O MUNDO GLOBALIZADO E AS TRANSFORMAÇÕES NO DIREITO

Conforme expusemos, o presente trabalho não comporta um aprofundamento na conceituação de globalização. Esse fenômeno é altamente complexo, podendo-se afirmar que qualquer conceito seria incompleto e insatisfatório, inclusive porque a globalização pode ser analisada sob os mais variados aspectos. Para os fins de nossa análise, exporemos a seguir algumas das principais características da globalização, concentrando-nos em seu aspecto que consideramos de maior relevância, o econômico, pois é a globalização econômica que gera e influencia a globalização política, cultural, jurídica etc.

Atualmente, a chamada globalização tem ocupado um espaço enorme nos debates acadêmicos, nos diálogos políticos, na mídia, enfim, em toda a sociedade mundial contemporânea. Sabemos, porém, que o processo de globalização não é novo. O homem há tempos busca expandir suas áreas territoriais de atuação e domínio. Silva Franco (2000, p. 104) coloca a questão de maneira bastante pertinente ao destacar as denominadas ondas de mundialização[2] ocorridas neste milênio.

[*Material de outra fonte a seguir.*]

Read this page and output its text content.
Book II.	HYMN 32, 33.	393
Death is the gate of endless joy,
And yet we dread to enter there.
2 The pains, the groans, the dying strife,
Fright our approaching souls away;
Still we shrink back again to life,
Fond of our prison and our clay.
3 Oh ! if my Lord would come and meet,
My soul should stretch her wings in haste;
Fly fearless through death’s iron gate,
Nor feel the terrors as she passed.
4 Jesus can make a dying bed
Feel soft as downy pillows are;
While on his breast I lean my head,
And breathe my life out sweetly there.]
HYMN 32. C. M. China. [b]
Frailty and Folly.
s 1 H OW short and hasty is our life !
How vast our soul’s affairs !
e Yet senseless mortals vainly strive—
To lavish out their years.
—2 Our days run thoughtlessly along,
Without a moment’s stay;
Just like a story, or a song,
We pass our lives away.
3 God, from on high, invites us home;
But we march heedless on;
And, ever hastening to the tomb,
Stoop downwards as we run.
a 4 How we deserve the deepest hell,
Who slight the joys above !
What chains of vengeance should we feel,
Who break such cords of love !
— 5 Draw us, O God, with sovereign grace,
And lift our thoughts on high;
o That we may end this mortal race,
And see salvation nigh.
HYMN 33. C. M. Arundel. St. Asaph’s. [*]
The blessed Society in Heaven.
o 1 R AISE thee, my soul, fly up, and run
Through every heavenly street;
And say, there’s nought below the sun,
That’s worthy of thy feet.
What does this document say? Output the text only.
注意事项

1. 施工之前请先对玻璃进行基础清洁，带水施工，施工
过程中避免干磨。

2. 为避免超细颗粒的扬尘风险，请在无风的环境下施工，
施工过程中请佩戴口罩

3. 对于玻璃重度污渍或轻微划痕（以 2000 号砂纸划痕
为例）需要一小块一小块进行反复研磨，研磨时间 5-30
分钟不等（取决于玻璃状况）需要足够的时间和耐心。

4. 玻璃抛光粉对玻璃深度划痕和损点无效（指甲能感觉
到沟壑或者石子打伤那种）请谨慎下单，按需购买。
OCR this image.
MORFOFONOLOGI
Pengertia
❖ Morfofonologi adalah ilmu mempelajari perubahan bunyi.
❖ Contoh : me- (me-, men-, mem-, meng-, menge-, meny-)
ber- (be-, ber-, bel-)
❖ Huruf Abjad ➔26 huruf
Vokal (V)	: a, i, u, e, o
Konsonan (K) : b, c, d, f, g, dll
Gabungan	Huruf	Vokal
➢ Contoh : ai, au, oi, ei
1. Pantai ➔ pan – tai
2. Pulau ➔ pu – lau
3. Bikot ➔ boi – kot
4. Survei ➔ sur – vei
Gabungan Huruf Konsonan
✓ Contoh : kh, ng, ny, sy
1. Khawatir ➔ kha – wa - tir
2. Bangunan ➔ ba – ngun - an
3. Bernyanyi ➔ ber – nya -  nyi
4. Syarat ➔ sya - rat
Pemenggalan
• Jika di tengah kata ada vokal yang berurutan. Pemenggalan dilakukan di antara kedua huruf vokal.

A globalização não é um fenômeno de uma única face. É sim um fenômeno complexo, multifacetado, plural, que envolve aspectos culturais, sociais, políticos, institucionais, jurídicos etc. Mas é preciso reconhecer que, sobretudo, a globalização é econômica.

A globalização caracteriza-se pela trasnacionalização dos mercados, pela mobilidade extrema dos capitais, pela alteração da noção de tempo e espaço trazida pelo incrível avanço da informática e das telecomunicações, pela fragmentação da produção, para citarmos alguns de seus aspectos mais relevantes.

É certo também que a globalização é um fenômeno irreversível. Todavia, sua irreversibilidade não pode implicar, como tem acontecido, uma postura acrítica, aceitando-se seus efeitos como imperativos intransponíveis, com os quais só nos resta conformarmo-nos.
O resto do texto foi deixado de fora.